Sarık müminlerin tâcı ve galibiyetidir.
Başınıza sarık sarmıyorsunuz, daracık pantolonu giyiyor, boynunuzdan aşağı kravat sarkıtıyorsunuz. İngiliz ceketini giyip dışarı öyle çıkıyorsunuz. Bana “Hatalarımızı, kusurlarımızı söyleyin” diyorsunuz, doğru söyleyince de kızıyorsunuz. Kızsanız da doğru söyleyeceğim. Zira Rabbim bana öyle emretti, ben görevimi yapıyorum, doğruyu yanlışı size anlatıyorum.
Sarık, ehl-i küfür ile ehl-i İslâm arasında perdedir. Yani İslâm nişanıdır. Sarığı olmayana biz kafir demiyoruz. Fakat İngiliz, ceket pantolon giyiyor, Müslüman da giyiyor. İngiliz sarık takmıyor, Müslüman da takmıyor. Onların ikisinin arasını ayırt edebilir misiniz? Kafirin üzerinde İslâmiyet’ten en ufak bir nişan göremezsiniz. Şu halde Müslümanın üstünde kafirlikten en ufak bir alamet bulunmaması gerekir.
Sarık, cübbe, şalvar Allâh-u Teâlâ’nın heybetidir.
Erkeklerin takke, sarık takmayıp, başları açık gezmeleri mürüvvetlerini, heybetlerini gideriyor. İhtiyar adam başı açık geziyor, niçin? Avrupa’ya uyacak. Sen İslâm’ın şeklini bırak, beğenme, Müslümanlığı da kimseye bırakma. Olacak iş mi bu?
Sarık sarmak için söz vermeye korkuyorlar. “Sarık sararsak fitne olur, İslâm yıkılır” diyorlar. Halbuki bu sarığı terk edersen İslâm yıkılır, terk etmezsen yıkılmaz.

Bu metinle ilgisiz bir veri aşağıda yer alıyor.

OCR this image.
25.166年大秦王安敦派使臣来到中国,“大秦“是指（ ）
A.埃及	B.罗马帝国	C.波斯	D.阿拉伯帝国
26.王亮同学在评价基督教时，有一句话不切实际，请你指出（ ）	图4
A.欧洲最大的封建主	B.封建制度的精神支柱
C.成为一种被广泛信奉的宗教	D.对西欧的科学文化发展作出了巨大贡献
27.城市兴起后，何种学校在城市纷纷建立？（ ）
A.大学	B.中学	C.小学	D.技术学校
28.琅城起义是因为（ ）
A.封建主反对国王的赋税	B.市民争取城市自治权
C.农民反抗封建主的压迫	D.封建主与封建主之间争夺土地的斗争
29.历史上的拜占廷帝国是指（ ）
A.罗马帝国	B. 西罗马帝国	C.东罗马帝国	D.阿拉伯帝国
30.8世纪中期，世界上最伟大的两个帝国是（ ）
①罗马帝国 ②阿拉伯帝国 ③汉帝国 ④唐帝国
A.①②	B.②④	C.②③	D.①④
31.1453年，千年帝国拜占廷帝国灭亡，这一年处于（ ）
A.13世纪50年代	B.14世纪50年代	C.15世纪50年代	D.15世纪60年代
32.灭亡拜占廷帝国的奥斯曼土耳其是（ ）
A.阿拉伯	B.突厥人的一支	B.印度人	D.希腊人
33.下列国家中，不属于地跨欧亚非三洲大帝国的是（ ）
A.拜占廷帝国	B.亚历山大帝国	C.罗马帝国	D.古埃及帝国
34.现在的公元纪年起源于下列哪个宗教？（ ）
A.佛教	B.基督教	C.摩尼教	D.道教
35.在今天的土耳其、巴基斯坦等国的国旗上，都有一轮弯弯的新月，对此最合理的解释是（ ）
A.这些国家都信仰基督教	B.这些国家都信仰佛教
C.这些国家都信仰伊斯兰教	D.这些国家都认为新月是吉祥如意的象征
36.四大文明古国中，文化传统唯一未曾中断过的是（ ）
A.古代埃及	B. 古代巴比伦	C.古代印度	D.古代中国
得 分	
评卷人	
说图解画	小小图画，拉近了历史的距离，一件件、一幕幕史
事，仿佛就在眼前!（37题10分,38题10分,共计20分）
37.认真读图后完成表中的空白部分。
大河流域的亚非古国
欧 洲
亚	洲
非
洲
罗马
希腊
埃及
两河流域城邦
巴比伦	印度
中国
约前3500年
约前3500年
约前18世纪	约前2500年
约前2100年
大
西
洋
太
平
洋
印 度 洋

Adama: “Sarık tak” deyince sanki ona: “Vasıtasız göğe çık” demiş gibi geliyor. Bu Rasûlüllâh (Sallallâhu Aleyhi ve Sellem)in sünnetidir. Onu seviyorsan, sünneti için canını verirsin.
Adama “Sarık sar” diyorum. Adam “Yahu bu hoca yirminci asırda ne diyor? diye yüzüme bakıyor.
Koca Sultan Fatih yirmi bir yaşında cübbesiyle, sarığıyla, şalvarıyla İstanbul’u fethetti. O sarık sarıyor utanmıyor da sen utanıyorsun. Gelin biz de onlara benzeyelim.
Sarığı kabul etmeyen Peygamberimiz (Sallallâhu Aleyhi ve Sellem)i, Cebrâil (Aleyhisselâm)ı, Allâh-u Teâlâ’yı kabul etmiyor.
Sarıksız durmak bana ölüm gibi geliyor.
İnsanın sarık sarması lazım. İlmi olanların sarıkları biraz daha büyük olacak, ilmi olmayanların biraz daha küçük olabilir.
Sarık, içindeki imanın nişanıdır. Güldükleri vakit senin içinde ferahlık olsun. “Elhamdülillah, Rasûlüllâh (Sallâllâhu Aleyhi ve Sellem)’in yolundayım ki bana gülüyorlar” demeli.
Şeyhim Ali Haydar Efendi (Kuddise Sirruhû) bir seferinde sarığını çıkarıp alçak bir yere bıraktı sonra hemen dönüp onu yüksekçe bir yere kaldırdı. Peşinden bize hitaben: “Cenâb-ı Hakk’ın hürmetsizlikten sebep bizden bu nimetleri geri almasından korktum” buyurdu.
Sarık meselelerinde üç gün sabredemediniz. Bedir muharebesinde yardım için inen meleklerin sarıklı olduğunu unutmayalım. Sarık için son zamanlarda gazeteler, televizyon aleyhtarlık yaptı. Efendimiz (Sallâllâhu Aleyhi ve Sellem) sarıklı idi, sarık gökten indi. Ben sarık sarıyorsam kimse için sarmıyorum ki, ben Allâh’ımın emri olduğu için sarıyorum. Onlar kafalarına leğene benzeyen, koca şapka koyuyor, o suç olmuyor, Mahmud gökten inen sarığı başına koyduğu için suç oluyor ve güç oluyor, öyle mi?